Imperial Ales have been popping up on beer menus across the U.S. with more and more frequency. One question we get asked a lot here at Thorn Street is, “What’s an imperial beer?” Whether you are ordering an imperial stout, an imperial IPA or an imperial red ale, it all means one thing: more. More hops, more malt and more ABV. Before we get into exactly what this beer style is, let’s take a look at where it all began.
Peter The Great Big Lush
Imperial style beers came into this world after a trip that Russian Czar, Peter the Great, took to England in 1698. He fell in love with the roasted, malty quality of the Porters that were popular in London at the time and decided he couldn’t live without it. After he returned to Russia, he sent for some porter to be shipped to the Russian Imperial Court, but by the time the beer arrived, it had spoiled. Never ones to give up, London brewers decided to up the hops and ABV in the next barrels of beer they sent over in the hopes that they would keep over the 1000 mile voyage.
Thankfully, it worked and the beer arrived in Russia in all its dark and complex glory. The beer was an immediate sensation in the Russian Imperial Court, which is how it became known as ‘Imperial Russian Stout.’ Stout, at the time, was just a stronger style of porter, hence the use of the term in the naming of this style of beer.
San Diego-Style Imperials
While the imperial style started out as a porter, the craft brew renaissance has brought about imperial versions of almost every style. Perhaps the most common style here in San Diego is the imperial IPA. From Green Flash’s West Coast IIPA to Alpine’s Pure Hoppiness, San Diego breweries have helped to define what an imperial IPA is. Here at TSB, we have our own imperial IPA called The Menace, which truly is a menace in that it’s an incredibly easy to drink 10% beer. We also have a Russian Imperial Stout, called Dark Tsar that is 10.4% and Alpenglow, an Imperial red ale which won a silver medal at the World Beer Cup in 2016.
Imperials vs. Doubles
Another question we get a lot here at TSB is, “Are imperial ales and doubles the same thing?” The answer is yes, double and even triple IPAs are simply ways to say “more hops, more malts, and more alcohol.” The terms are pretty interchangeable, though double/triple is most often used in terms of IPAs here in the states.
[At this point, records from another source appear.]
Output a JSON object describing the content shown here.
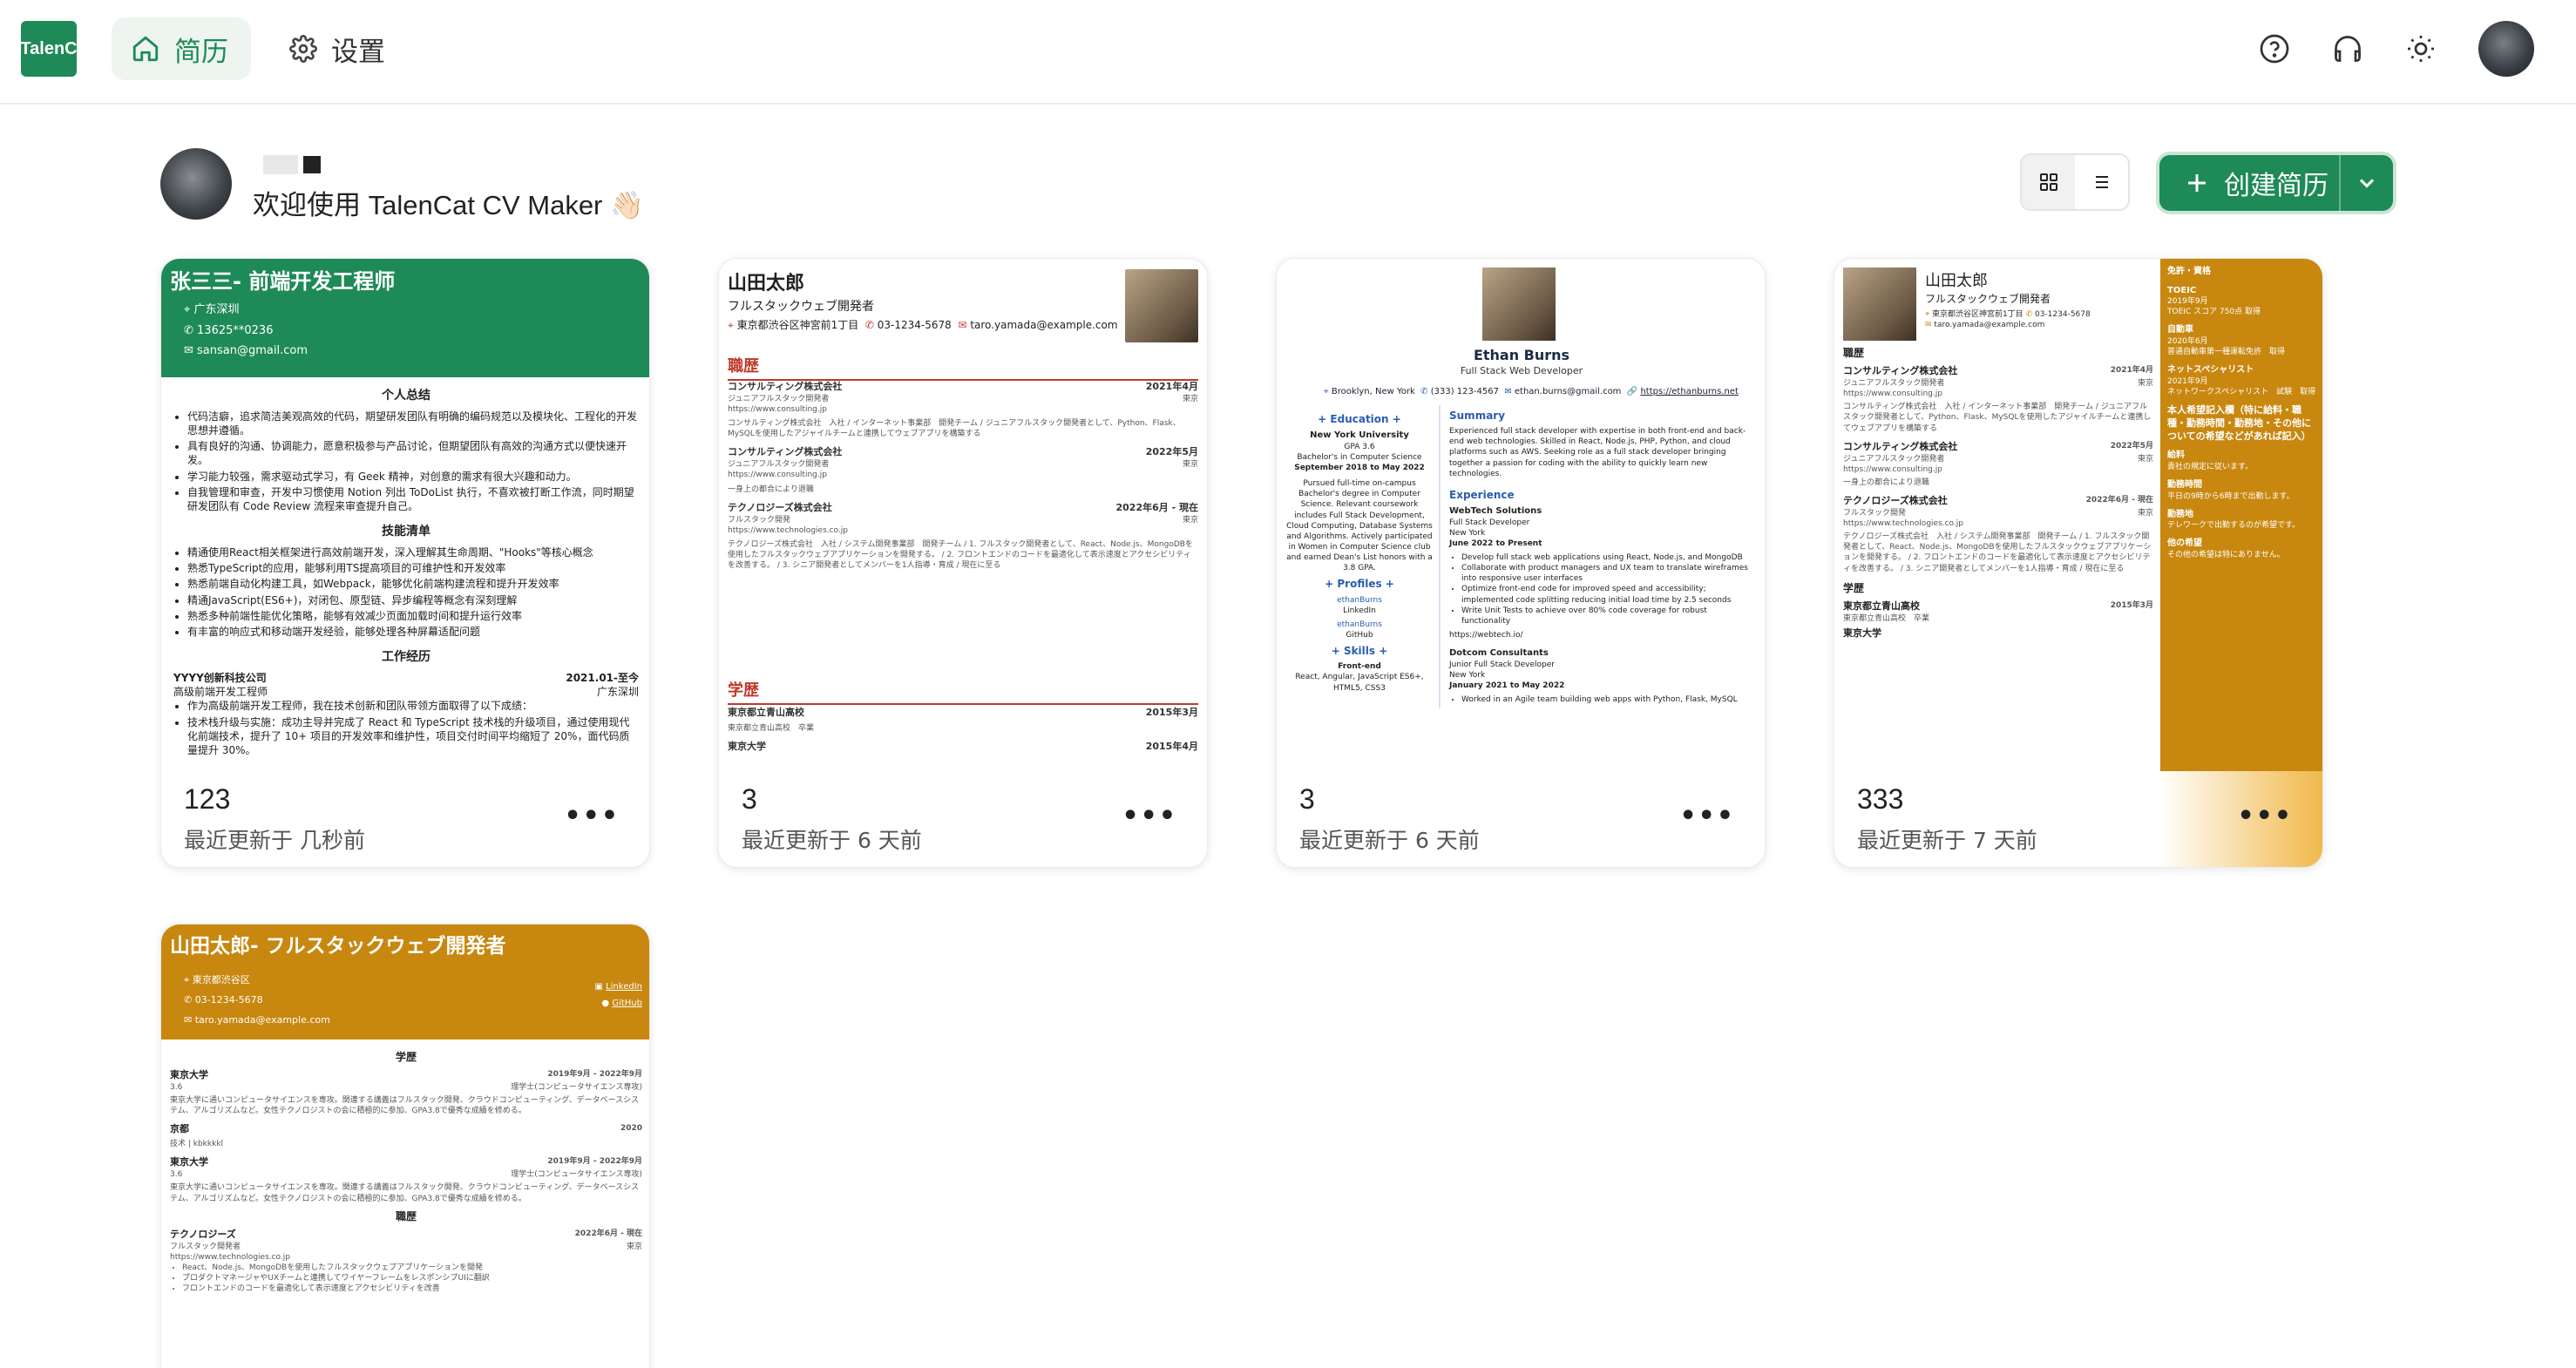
{
  "app": {
    "logo_text": "TalenC",
    "nav": {
      "resume_label": "简历",
      "settings_label": "设置"
    }
  },
  "welcome": {
    "text": "欢迎使用 TalenCat CV Maker 👋🏻"
  },
  "toolbar": {
    "create_label": "创建简历"
  },
  "cards": [
    {
      "count": "123",
      "updated": "最近更新于 几秒前",
      "preview": {
        "title": "张三三- 前端开发工程师",
        "location": "广东深圳",
        "phone": "13625**0236",
        "email": "sansan@gmail.com",
        "sec_summary": "个人总结",
        "summary_items": [
          "代码洁癖，追求简洁美观高效的代码，期望研发团队有明确的编码规范以及模块化、工程化的开发思想并遵循。",
          "具有良好的沟通、协调能力，愿意积极参与产品讨论，但期望团队有高效的沟通方式以便快速开发。",
          "学习能力较强，需求驱动式学习，有 Geek 精神，对创意的需求有很大兴趣和动力。",
          "自我管理和审查，开发中习惯使用 Notion 列出 ToDoList 执行，不喜欢被打断工作流，同时期望研发团队有 Code Review 流程来审查提升自己。"
        ],
        "sec_skills": "技能清单",
        "skill_items": [
          "精通使用React相关框架进行高效前端开发，深入理解其生命周期、\"Hooks\"等核心概念",
          "熟悉TypeScript的应用，能够利用TS提高项目的可维护性和开发效率",
          "熟悉前端自动化构建工具，如Webpack，能够优化前端构建流程和提升开发效率",
          "精通JavaScript(ES6+)，对闭包、原型链、异步编程等概念有深刻理解",
          "熟悉多种前端性能优化策略，能够有效减少页面加载时间和提升运行效率",
          "有丰富的响应式和移动端开发经验，能够处理各种屏幕适配问题"
        ],
        "sec_work": "工作经历",
        "company": "YYYY创新科技公司",
        "company_date": "2021.01-至今",
        "position": "高级前端开发工程师",
        "position_loc": "广东深圳",
        "work_items": [
          "作为高级前端开发工程师，我在技术创新和团队带领方面取得了以下成绩：",
          "技术栈升级与实施：成功主导并完成了 React 和 TypeScript 技术栈的升级项目，通过使用现代化前端技术，提升了 10+ 项目的开发效率和维护性，项目交付时间平均缩短了 20%，面代码质量提升 30%。"
        ]
      }
    },
    {
      "count": "3",
      "updated": "最近更新于 6 天前",
      "preview": {
        "name": "山田太郎",
        "role": "フルスタックウェブ開発者",
        "address": "東京都渋谷区神宮前1丁目",
        "phone": "03-1234-5678",
        "email": "taro.yamada@example.com",
        "sec_work": "職歴",
        "jobs": [
          {
            "company": "コンサルティング株式会社",
            "date": "2021年4月",
            "role": "ジュニアフルスタック開発者",
            "loc": "東京",
            "url": "https://www.consulting.jp",
            "detail": "コンサルティング株式会社　入社 / インターネット事業部　開発チーム / ジュニアフルスタック開発者として、Python、Flask、MySQLを使用したアジャイルチームと連携してウェブアプリを構築する"
          },
          {
            "company": "コンサルティング株式会社",
            "date": "2022年5月",
            "role": "ジュニアフルスタック開発者",
            "loc": "東京",
            "url": "https://www.consulting.jp",
            "detail": "一身上の都合により退職"
          },
          {
            "company": "テクノロジーズ株式会社",
            "date": "2022年6月 - 現在",
            "role": "フルスタック開発",
            "loc": "東京",
            "url": "https://www.technologies.co.jp",
            "detail": "テクノロジーズ株式会社　入社 / システム開発事業部　開発チーム / 1. フルスタック開発者として、React、Node.js、MongoDBを使用したフルスタックウェブアプリケーションを開発する。 / 2. フロントエンドのコードを最適化して表示速度とアクセシビリティを改善する。 / 3. シニア開発者としてメンバーを1人指導・育成 / 現在に至る"
          }
        ],
        "sec_edu": "学歴",
        "schools": [
          {
            "name": "東京都立青山高校",
            "date": "2015年3月",
            "detail": "東京都立青山高校　卒業"
          },
          {
            "name": "東京大学",
            "date": "2015年4月",
            "detail": ""
          }
        ]
      }
    },
    {
      "count": "3",
      "updated": "最近更新于 6 天前",
      "preview": {
        "name": "Ethan Burns",
        "role": "Full Stack Web Developer",
        "location": "Brooklyn, New York",
        "phone": "(333) 123-4567",
        "email": "ethan.burns@gmail.com",
        "site": "https://ethanburns.net",
        "sec_education": "Education",
        "university": "New York University",
        "gpa": "GPA 3.6",
        "degree": "Bachelor's in Computer Science",
        "dates": "September 2018 to May 2022",
        "edu_detail": "Pursued full-time on-campus Bachelor's degree in Computer Science. Relevant coursework includes Full Stack Development, Cloud Computing, Database Systems and Algorithms. Actively participated in Women in Computer Science club and earned Dean's List honors with a 3.8 GPA.",
        "sec_profiles": "Profiles",
        "profile1_handle": "ethanBurns",
        "profile1_site": "LinkedIn",
        "profile2_handle": "ethanBurns",
        "profile2_site": "GitHub",
        "sec_skills": "Skills",
        "skill_group": "Front-end",
        "skill_list": "React, Angular, JavaScript ES6+, HTML5, CSS3",
        "sec_summary": "Summary",
        "summary": "Experienced full stack developer with expertise in both front-end and back-end web technologies. Skilled in React, Node.js, PHP, Python, and cloud platforms such as AWS. Seeking role as a full stack developer bringing together a passion for coding with the ability to quickly learn new technologies.",
        "sec_experience": "Experience",
        "job1_company": "WebTech Solutions",
        "job1_role": "Full Stack Developer",
        "job1_loc": "New York",
        "job1_date": "June 2022 to Present",
        "job1_items": [
          "Develop full stack web applications using React, Node.js, and MongoDB",
          "Collaborate with product managers and UX team to translate wireframes into responsive user interfaces",
          "Optimize front-end code for improved speed and accessibility; implemented code splitting reducing initial load time by 2.5 seconds",
          "Write Unit Tests to achieve over 80% code coverage for robust functionality"
        ],
        "job1_url": "https://webtech.io/",
        "job2_company": "Dotcom Consultants",
        "job2_role": "Junior Full Stack Developer",
        "job2_loc": "New York",
        "job2_date": "January 2021 to May 2022",
        "job2_items": [
          "Worked in an Agile team building web apps with Python, Flask, MySQL"
        ]
      }
    },
    {
      "count": "333",
      "updated": "最近更新于 7 天前",
      "preview": {
        "name": "山田太郎",
        "role": "フルスタックウェブ開発者",
        "address": "東京都渋谷区神宮前1丁目",
        "phone": "03-1234-5678",
        "email": "taro.yamada@example.com",
        "sec_work": "職歴",
        "job1_company": "コンサルティング株式会社",
        "job1_date": "2021年4月",
        "job1_role": "ジュニアフルスタック開発者",
        "job1_loc": "東京",
        "job1_url": "https://www.consulting.jp",
        "job1_detail": "コンサルティング株式会社　入社 / インターネット事業部　開発チーム / ジュニアフルスタック開発者として、Python、Flask、MySQLを使用したアジャイルチームと連携してウェブアプリを構築する",
        "job2_company": "コンサルティング株式会社",
        "job2_date": "2022年5月",
        "job2_role": "ジュニアフルスタック開発者",
        "job2_loc": "東京",
        "job2_url": "https://www.consulting.jp",
        "job2_detail": "一身上の都合により退職",
        "job3_company": "テクノロジーズ株式会社",
        "job3_date": "2022年6月 - 現在",
        "job3_role": "フルスタック開発",
        "job3_loc": "東京",
        "job3_url": "https://www.technologies.co.jp",
        "job3_detail": "テクノロジーズ株式会社　入社 / システム開発事業部　開発チーム / 1. フルスタック開発者として、React、Node.js、MongoDBを使用したフルスタックウェブアプリケーションを開発する。 / 2. フロントエンドのコードを最適化して表示速度とアクセシビリティを改善する。 / 3. シニア開発者としてメンバーを1人指導・育成 / 現在に至る",
        "sec_edu": "学歴",
        "school": "東京都立青山高校",
        "school_date": "2015年3月",
        "school_detail": "東京都立青山高校　卒業",
        "school2": "東京大学",
        "side_sec1": "免許・資格",
        "side_toeic": "TOEIC",
        "side_toeic_date": "2019年9月",
        "side_toeic_detail": "TOEIC スコア 750点 取得",
        "side_car": "自動車",
        "side_car_date": "2020年6月",
        "side_car_detail": "普通自動車第一種運転免許　取得",
        "side_net": "ネットスペシャリスト",
        "side_net_date": "2021年9月",
        "side_net_detail": "ネットワークスペシャリスト　試験　取得",
        "side_sec2": "本人希望記入欄（特に給料・職種・勤務時間・勤務地・その他についての希望などがあれば記入）",
        "side_salary": "給料",
        "side_salary_detail": "貴社の規定に従います。",
        "side_hours": "勤務時間",
        "side_hours_detail": "平日の9時から6時まで出勤します。",
        "side_place": "勤務地",
        "side_place_detail": "テレワークで出勤するのが希望です。",
        "side_other": "他の希望",
        "side_other_detail": "その他の希望は特にありません。"
      }
    },
    {
      "preview": {
        "title": "山田太郎- フルスタックウェブ開発者",
        "location": "東京都渋谷区",
        "phone": "03-1234-5678",
        "email": "taro.yamada@example.com",
        "link1": "LinkedIn",
        "link2": "GitHub",
        "sec_edu": "学歴",
        "edu1_name": "東京大学",
        "edu1_date": "2019年9月 - 2022年9月",
        "edu1_gpa": "3.6",
        "edu1_degree": "理学士(コンピュータサイエンス専攻)",
        "edu1_detail": "東京大学に通いコンピュータサイエンスを専攻。関連する講義はフルスタック開発、クラウドコンピューティング、データベースシステム、アルゴリズムなど。女性テクノロジストの会に積極的に参加、GPA3.8で優秀な成績を修める。",
        "edu2_name": "京都",
        "edu2_date": "2020",
        "edu2_detail": "技术 | kbkkkkl",
        "edu3_name": "東京大学",
        "edu3_date": "2019年9月 - 2022年9月",
        "edu3_gpa": "3.6",
        "edu3_degree": "理学士(コンピュータサイエンス専攻)",
        "edu3_detail": "東京大学に通いコンピュータサイエンスを専攻。関連する講義はフルスタック開発、クラウドコンピューティング、データベースシステム、アルゴリズムなど。女性テクノロジストの会に積極的に参加、GPA3.8で優秀な成績を修める。",
        "sec_work": "職歴",
        "job_company": "テクノロジーズ",
        "job_date": "2022年6月 - 現在",
        "job_role": "フルスタック開発者",
        "job_loc": "東京",
        "job_url": "https://www.technologies.co.jp",
        "job_items": [
          "React、Node.js、MongoDBを使用したフルスタックウェブアプリケーションを開発",
          "プロダクトマネージャやUXチームと連携してワイヤーフレームをレスポンシブUIに翻訳",
          "フロントエンドのコードを最適化して表示速度とアクセシビリティを改善"
        ]
      }
    }
  ],
  "colors": {
    "brand_green": "#1e8a57",
    "resume_orange": "#c8870f",
    "section_red": "#c0392b",
    "link_blue": "#2a5db0"
  },
  "icons": {
    "nav_resume": "home-icon",
    "nav_settings": "gear-icon",
    "help": "help-circle-icon",
    "support": "headphones-icon",
    "theme": "sun-icon",
    "grid": "grid-view-icon",
    "list": "list-view-icon",
    "create": "plus-icon",
    "dropdown": "chevron-down-icon",
    "more": "more-horizontal-icon"
  }
}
Furthermore, the U.S. craft beer movement is heavily influenced by Belgian beer where there are dubbels, trippels, and quads. They also refer to the beer being a bigger version itself, with more hops, malts, and increased ABV. Their origins, like most beer history, are somewhat murky but one theory is that it has to do with Trappist Monks marking two, three and four X’s on a bottle of beer to denote how strong it was and what number of beer it was that they made of a series.
So now you guys don’t have to wonder! Imperial IPAs are the same as double IPAs and it’s all thanks to Peter the Great…or is it the Trappist Monks? One thing is for certain, beer has a rich and complex history, much like the taste of a delicious Russian Imperial Stout.